Kickoff calls with Fireflies

The kickoff call is the highest-stakes part of onboarding. It sets scope, expectations, communication preferences, and the first milestone. Missing details in that call costs time later. Fireflies.ai records the call, transcribes it, and generates a summary with action items. Rachel pastes the summary into the client's Notion page within an hour of the call ending. The client gets a copy, which also serves as a lightweight scope confirmation.

Frequently asked questions

How do I automate client onboarding?+

Start with a trigger: a signed contract, a completed intake form, or a payment confirmation. Connect that trigger to a Make.com automation that creates a HubSpot contact, sends a welcome email, and creates a Notion workspace for the client. Each of those steps used to be done manually. With Make.com connecting your tools, the entire sequence runs automatically the moment a client signs up.

What is the best tool for client onboarding?+

An automation layer such as Make.com can connect your intake form, CRM, email platform, and project tool into one sequence. HubSpot handles the CRM and email side, with tools like Notion for the client workspace and Fireflies for kickoff-call notes rounding out the stack.

Can Make.com automate onboarding?+

Yes. Make.com is designed exactly for this type of multi-step workflow. A common onboarding scenario: new Typeform submission triggers Make.com, which creates a HubSpot contact, adds them to an email sequence, creates a Notion page from a template, and sends you a Slack notification. All of this happens in under 60 seconds after the form is submitted.

How do freelancers onboard clients faster?+

The fastest freelancers have standardized their intake process so there are no back-and-forth emails gathering basic information. A well-designed intake form collects everything upfront: project scope, timeline, budget, key contacts, file access needs. Automation then handles the administrative steps that follow. The freelancer shows up for the kickoff call, not for data entry.

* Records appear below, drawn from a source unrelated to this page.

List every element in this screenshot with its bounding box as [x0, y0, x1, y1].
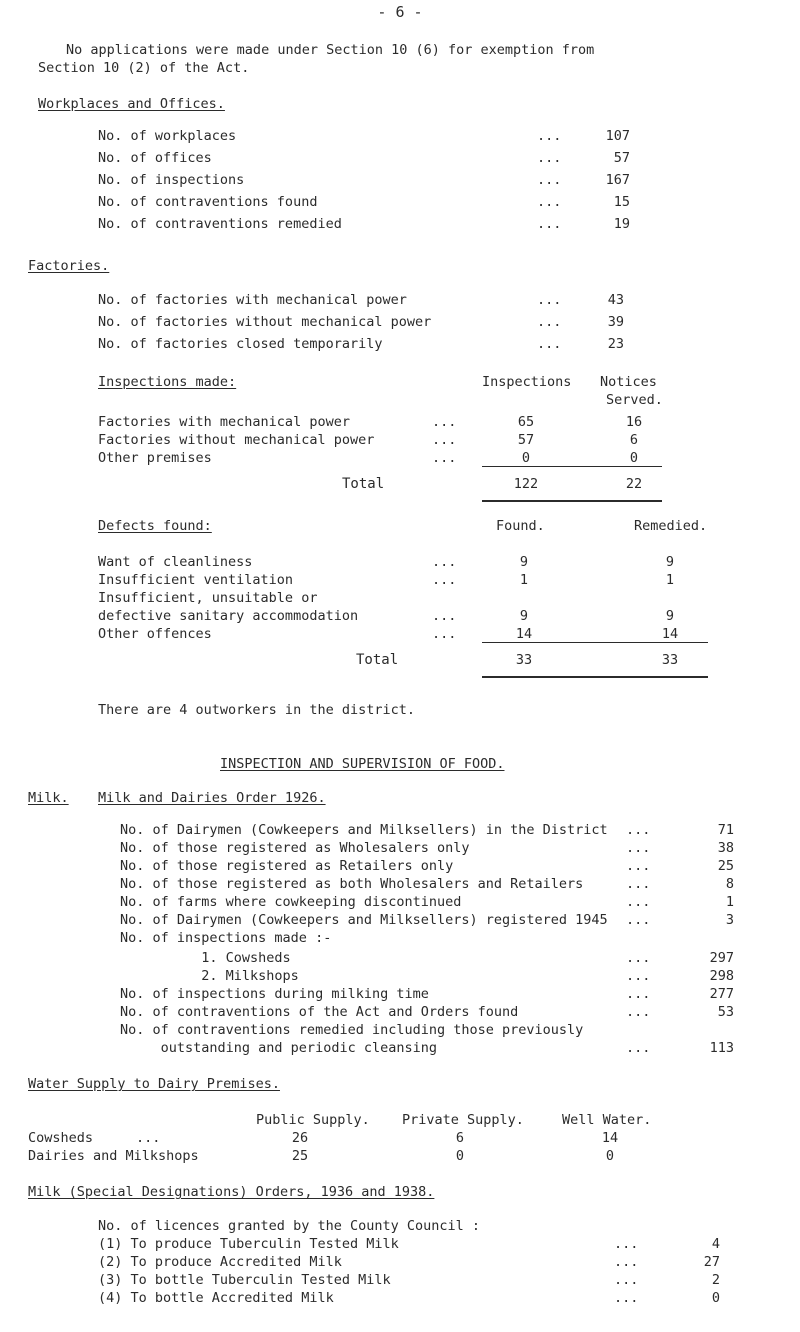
water-public-cell: 25	[291, 1148, 309, 1164]
water-private-cell: 0	[455, 1148, 465, 1164]
outworkers-note: There are 4 outworkers in the district.	[98, 702, 415, 718]
inspections-row-label: Factories with mechanical power	[98, 414, 350, 430]
water-row-label: Cowsheds	[28, 1130, 94, 1146]
total-rule	[482, 676, 708, 678]
total-notices: 22	[625, 476, 643, 492]
found-cell: 1	[519, 572, 529, 588]
milk-row-label: No. of those registered as Wholesalers only	[120, 840, 470, 856]
leader-dots: ...	[614, 1236, 639, 1252]
total-label: Total	[356, 652, 399, 668]
remedied-cell: 1	[665, 572, 675, 588]
leader-dots: ...	[626, 876, 651, 892]
inspections-cell: 65	[517, 414, 535, 430]
workplaces-row-label: No. of contraventions found	[98, 194, 318, 210]
factories-row-label: No. of factories without mechanical power	[98, 314, 432, 330]
factories-row-label: No. of factories with mechanical power	[98, 292, 407, 308]
defects-row-label: defective sanitary accommodation	[98, 608, 359, 624]
workplaces-row-label: No. of workplaces	[98, 128, 237, 144]
designations-row-label: (1) To produce Tuberculin Tested Milk	[98, 1236, 399, 1252]
leader-dots: ...	[626, 822, 651, 838]
col-header-well: Well Water.	[562, 1112, 652, 1128]
defects-row-label: Insufficient ventilation	[98, 572, 294, 588]
leader-dots: ...	[432, 572, 457, 588]
milk-row-value: 298	[709, 968, 734, 984]
milk-label: Milk.	[28, 790, 69, 806]
inspections-cell: 57	[517, 432, 535, 448]
col-header-notices: Notices	[600, 374, 657, 390]
leader-dots: ...	[537, 336, 562, 352]
leader-dots: ...	[626, 986, 651, 1002]
workplaces-row-value: 167	[605, 172, 630, 188]
milk-row-value: 277	[709, 986, 734, 1002]
notices-cell: 16	[625, 414, 643, 430]
leader-dots: ...	[626, 894, 651, 910]
milk-row-value: 71	[717, 822, 734, 838]
col-header-public: Public Supply.	[256, 1112, 370, 1128]
factories-row-value: 23	[607, 336, 624, 352]
defects-row-label: Other offences	[98, 626, 212, 642]
water-heading: Water Supply to Dairy Premises.	[28, 1076, 280, 1092]
inspections-heading: Inspections made:	[98, 374, 237, 390]
leader-dots: ...	[537, 172, 562, 188]
total-rule	[482, 500, 662, 502]
leader-dots: ...	[136, 1130, 161, 1146]
water-well-cell: 14	[601, 1130, 619, 1146]
designations-row-value: 0	[711, 1290, 720, 1306]
notices-cell: 0	[629, 450, 639, 466]
factories-row-value: 43	[607, 292, 624, 308]
col-header-served: Served.	[606, 392, 663, 408]
subtotal-rule	[482, 642, 708, 643]
intro-line-1: No applications were made under Section 10 (6) for exemption from	[66, 42, 595, 58]
milk-row-value: 53	[717, 1004, 734, 1020]
defects-heading: Defects found:	[98, 518, 212, 534]
leader-dots: ...	[626, 1004, 651, 1020]
total-remedied: 33	[661, 652, 679, 668]
intro-line-2: Section 10 (2) of the Act.	[38, 60, 250, 76]
found-cell: 14	[515, 626, 533, 642]
milk-order-heading: Milk and Dairies Order 1926.	[98, 790, 326, 806]
designations-intro: No. of licences granted by the County Council :	[98, 1218, 481, 1234]
leader-dots: ...	[432, 450, 457, 466]
remedied-cell: 9	[665, 608, 675, 624]
page-number: - 6 -	[377, 3, 423, 21]
leader-dots: ...	[614, 1254, 639, 1270]
designations-row-label: (4) To bottle Accredited Milk	[98, 1290, 334, 1306]
found-cell: 9	[519, 608, 529, 624]
water-well-cell: 0	[605, 1148, 615, 1164]
milk-row-label: outstanding and periodic cleansing	[120, 1040, 437, 1056]
factories-row-value: 39	[607, 314, 624, 330]
milk-row-value: 25	[717, 858, 734, 874]
leader-dots: ...	[432, 608, 457, 624]
water-row-label: Dairies and Milkshops	[28, 1148, 199, 1164]
factories-heading: Factories.	[28, 258, 110, 274]
subtotal-rule	[482, 466, 662, 467]
workplaces-row-label: No. of offices	[98, 150, 212, 166]
leader-dots: ...	[614, 1290, 639, 1306]
milk-row-label: 2. Milkshops	[120, 968, 299, 984]
milk-row-label: No. of inspections made :-	[120, 930, 332, 946]
milk-row-value: 113	[709, 1040, 734, 1056]
leader-dots: ...	[626, 858, 651, 874]
leader-dots: ...	[537, 314, 562, 330]
remedied-cell: 14	[661, 626, 679, 642]
leader-dots: ...	[432, 432, 457, 448]
milk-row-label: No. of contraventions remedied including those previously	[120, 1022, 584, 1038]
water-private-cell: 6	[455, 1130, 465, 1146]
workplaces-row-value: 15	[613, 194, 630, 210]
col-header-inspections: Inspections	[482, 374, 572, 390]
leader-dots: ...	[537, 128, 562, 144]
leader-dots: ...	[432, 626, 457, 642]
milk-row-value: 297	[709, 950, 734, 966]
water-public-cell: 26	[291, 1130, 309, 1146]
leader-dots: ...	[614, 1272, 639, 1288]
leader-dots: ...	[537, 194, 562, 210]
leader-dots: ...	[537, 292, 562, 308]
leader-dots: ...	[537, 150, 562, 166]
defects-row-label: Want of cleanliness	[98, 554, 253, 570]
milk-row-label: 1. Cowsheds	[120, 950, 291, 966]
inspections-cell: 0	[521, 450, 531, 466]
workplaces-row-value: 107	[605, 128, 630, 144]
leader-dots: ...	[432, 414, 457, 430]
col-header-private: Private Supply.	[402, 1112, 524, 1128]
leader-dots: ...	[626, 950, 651, 966]
food-heading: INSPECTION AND SUPERVISION OF FOOD.	[220, 756, 505, 772]
leader-dots: ...	[432, 554, 457, 570]
workplaces-row-value: 57	[613, 150, 630, 166]
total-inspections: 122	[513, 476, 539, 492]
milk-row-label: No. of those registered as both Wholesalers and Retailers	[120, 876, 584, 892]
workplaces-row-value: 19	[613, 216, 630, 232]
milk-row-label: No. of Dairymen (Cowkeepers and Milksellers) in the District	[120, 822, 608, 838]
milk-row-value: 3	[725, 912, 734, 928]
milk-row-label: No. of inspections during milking time	[120, 986, 429, 1002]
milk-row-label: No. of those registered as Retailers only	[120, 858, 454, 874]
workplaces-row-label: No. of contraventions remedied	[98, 216, 342, 232]
milk-row-label: No. of contraventions of the Act and Orders found	[120, 1004, 519, 1020]
workplaces-heading: Workplaces and Offices.	[38, 96, 225, 112]
milk-row-value: 38	[717, 840, 734, 856]
total-label: Total	[342, 476, 385, 492]
designations-heading: Milk (Special Designations) Orders, 1936 and 1938.	[28, 1184, 435, 1200]
leader-dots: ...	[537, 216, 562, 232]
designations-row-label: (2) To produce Accredited Milk	[98, 1254, 342, 1270]
found-cell: 9	[519, 554, 529, 570]
inspections-row-label: Other premises	[98, 450, 212, 466]
workplaces-row-label: No. of inspections	[98, 172, 245, 188]
designations-row-value: 4	[711, 1236, 720, 1252]
leader-dots: ...	[626, 968, 651, 984]
designations-row-label: (3) To bottle Tuberculin Tested Milk	[98, 1272, 391, 1288]
milk-row-value: 1	[725, 894, 734, 910]
milk-row-label: No. of Dairymen (Cowkeepers and Milksellers) registered 1945	[120, 912, 608, 928]
leader-dots: ...	[626, 1040, 651, 1056]
col-header-found: Found.	[496, 518, 545, 534]
col-header-remedied: Remedied.	[634, 518, 708, 534]
defects-row-label: Insufficient, unsuitable or	[98, 590, 318, 606]
designations-row-value: 2	[711, 1272, 720, 1288]
factories-row-label: No. of factories closed temporarily	[98, 336, 383, 352]
leader-dots: ...	[626, 912, 651, 928]
total-found: 33	[515, 652, 533, 668]
milk-row-value: 8	[725, 876, 734, 892]
notices-cell: 6	[629, 432, 639, 448]
milk-row-label: No. of farms where cowkeeping discontinued	[120, 894, 462, 910]
remedied-cell: 9	[665, 554, 675, 570]
leader-dots: ...	[626, 840, 651, 856]
designations-row-value: 27	[703, 1254, 720, 1270]
inspections-row-label: Factories without mechanical power	[98, 432, 375, 448]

What should a client onboarding process include?+

A complete onboarding process covers five areas: intake (gathering project information), contract and payment (legal agreement and first invoice), welcome communication (setting expectations for the working relationship), kickoff preparation (agenda, shared resources, access credentials), and the first deliverable brief (what is being built and by when). Automating the hand-offs between these steps is where the time savings come from.

How long should client onboarding take?+

For a freelancer or small agency, the administrative onboarding process should take under 30 minutes of your time per client once it is automated. The actual human interaction, the kickoff call and first check-in, might be another 60 to 90 minutes. Rachel onboards 12 clients in a quarter and spends about 45 minutes per client on onboarding tasks, down from 3 to 4 hours before automation.